For Users actually buying the ticket, The request will be first sent to a queue, of something like Amazon SQS. We are utilizing the queue to prevent spikes of requests sent to the server, as well as ensuring that the order in which the users reserve the tickets are kept. The workers for the reserveService, will pick up the requests from the queue, and send it. In order to prevent duplicate ticket reservation, we will set a distributed lock by the ticket_id and the event_id, based on the reserve request that came in first for that specific ticket. This ticket will be available if the reservation period expires, or if the user gives up the reservation. If the user is actually buying the ticket, they will be sent to the 3rd party payment portal.


For when the user is viewing the event, The user will receive image from the CDN instead of gathering it from the database. This will ensure faster image load on user's screen.


Database Design

For the database, we will utilize PostGreSQL. One, the actual data in the database is quite uniform. We may have some more fields on the Events section, based on user preference, but the outcasts can be turned into JSON in the PostGreSql field.


There's going to be a lot of search requests as well, so we want to utilize Elasticsearch here to help out with filtering the events. We can base the index on the event_id and the location or by the artist, and based on the filter that user provides.


For the fallback for database, we could default back to PostGreSQL.


We'll have User table, Event table, Transaction Table, Reservation Table.


The notable ones would be

Reservation Table:

reserve_id

event_id

user_id

TTL

index(reserved_id,event_id)


Event table

Event Table:

event_id

artist(user_id)

start_time

end_time

location_id


Detailed Component Design

So from the earlier capacity estimation, the biggest bottlenecks were

Search and the reservations.


Generally for rate-limiting, It would be a better idea to have a sliding window. For normal searches, we could give them higher number, while for reservation, we would lower the rate, or have some token bucket to ensure correct requests gets in, along with idempotent ones.

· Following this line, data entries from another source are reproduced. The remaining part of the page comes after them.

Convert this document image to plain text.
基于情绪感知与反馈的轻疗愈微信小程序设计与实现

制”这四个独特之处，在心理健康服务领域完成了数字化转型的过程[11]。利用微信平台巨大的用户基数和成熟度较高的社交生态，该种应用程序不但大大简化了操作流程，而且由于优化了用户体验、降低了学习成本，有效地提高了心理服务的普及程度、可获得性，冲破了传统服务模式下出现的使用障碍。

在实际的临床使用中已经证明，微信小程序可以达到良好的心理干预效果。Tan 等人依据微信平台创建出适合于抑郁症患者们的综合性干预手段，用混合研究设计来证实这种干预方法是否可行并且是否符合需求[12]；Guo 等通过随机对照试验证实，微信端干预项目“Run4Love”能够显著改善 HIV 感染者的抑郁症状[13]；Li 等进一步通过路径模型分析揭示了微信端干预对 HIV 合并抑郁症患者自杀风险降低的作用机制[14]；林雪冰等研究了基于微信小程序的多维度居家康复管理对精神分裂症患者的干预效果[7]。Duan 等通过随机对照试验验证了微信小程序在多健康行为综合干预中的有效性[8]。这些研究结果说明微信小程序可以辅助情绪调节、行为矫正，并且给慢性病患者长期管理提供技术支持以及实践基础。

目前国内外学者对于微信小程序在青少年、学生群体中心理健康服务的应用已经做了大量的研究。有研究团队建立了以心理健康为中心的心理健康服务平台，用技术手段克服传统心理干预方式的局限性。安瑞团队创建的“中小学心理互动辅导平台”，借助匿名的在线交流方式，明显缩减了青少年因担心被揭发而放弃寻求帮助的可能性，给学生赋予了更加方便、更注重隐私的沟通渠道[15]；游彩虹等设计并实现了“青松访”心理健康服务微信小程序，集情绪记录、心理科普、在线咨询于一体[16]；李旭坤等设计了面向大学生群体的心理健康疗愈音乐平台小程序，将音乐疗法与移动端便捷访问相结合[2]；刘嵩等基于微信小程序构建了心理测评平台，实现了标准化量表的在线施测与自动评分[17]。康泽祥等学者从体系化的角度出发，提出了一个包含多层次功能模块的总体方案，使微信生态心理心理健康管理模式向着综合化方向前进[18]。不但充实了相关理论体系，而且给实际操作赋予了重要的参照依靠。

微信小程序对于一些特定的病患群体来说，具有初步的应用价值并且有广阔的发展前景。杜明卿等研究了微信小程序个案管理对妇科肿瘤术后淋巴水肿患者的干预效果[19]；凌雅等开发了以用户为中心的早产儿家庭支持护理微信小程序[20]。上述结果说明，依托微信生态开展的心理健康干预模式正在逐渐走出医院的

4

Having too much searches, we can alleviate the time / latency of the search by utilizing elasticSearch (vector searching), as well as caching.


For the Reservation,

We will have the Queue to ensure that all of the requests come in order. As I mentioned earlier, for users wanting a ticket for a specific seat, The seat will be by who asked for it first, so whoever's request comes through the queue first. The reason why we may utilize Amazon SQS is mainly for its decoupling / buffer. In spikes, we are going to be having a lot of requests in the Queue.

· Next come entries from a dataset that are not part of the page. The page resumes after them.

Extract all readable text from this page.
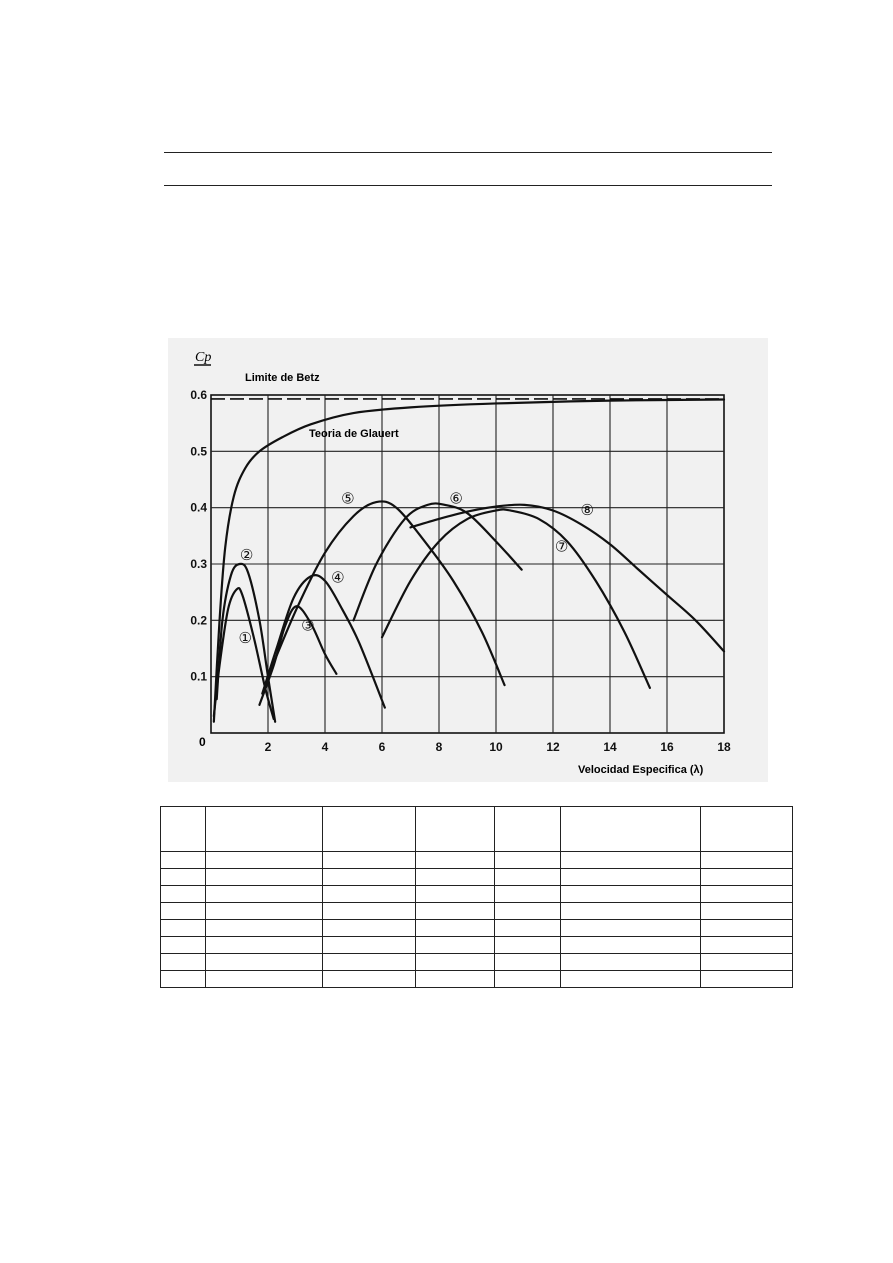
①
②
③
④
⑤	⑥
⑦
⑧
2	4	6	8	10	12	14	16	18
0.1
0.2
0.3
0.4
0.5
0.6
Cp
Velocidad Especifica (λ)
Limite de Betz
Teoria de Glauert
0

For the requests that timeout or fail, we may choose to re-queue the request, this may be due to session timeout, or other reasons.


Generally for scaling, I would be autoscaling the read EventService and the ReserveService. Whenever there's a heavy sale time, we would base the autoscaling based on the % of requests in the Queue. We would be increasing the # of workers for the reserveService.


In order to prevent the same seat being sold, Distributed lock should be used, as sometimes people will reserve by the type of the seat, not necessarily the seat number, so whenever a user buys or reserves a seat, we should have a distributed lock based on the event_id and the seat_id.


Should the 3rd party payment fails while the customer is reserving, they will still be able to try the payment until the reservation expires.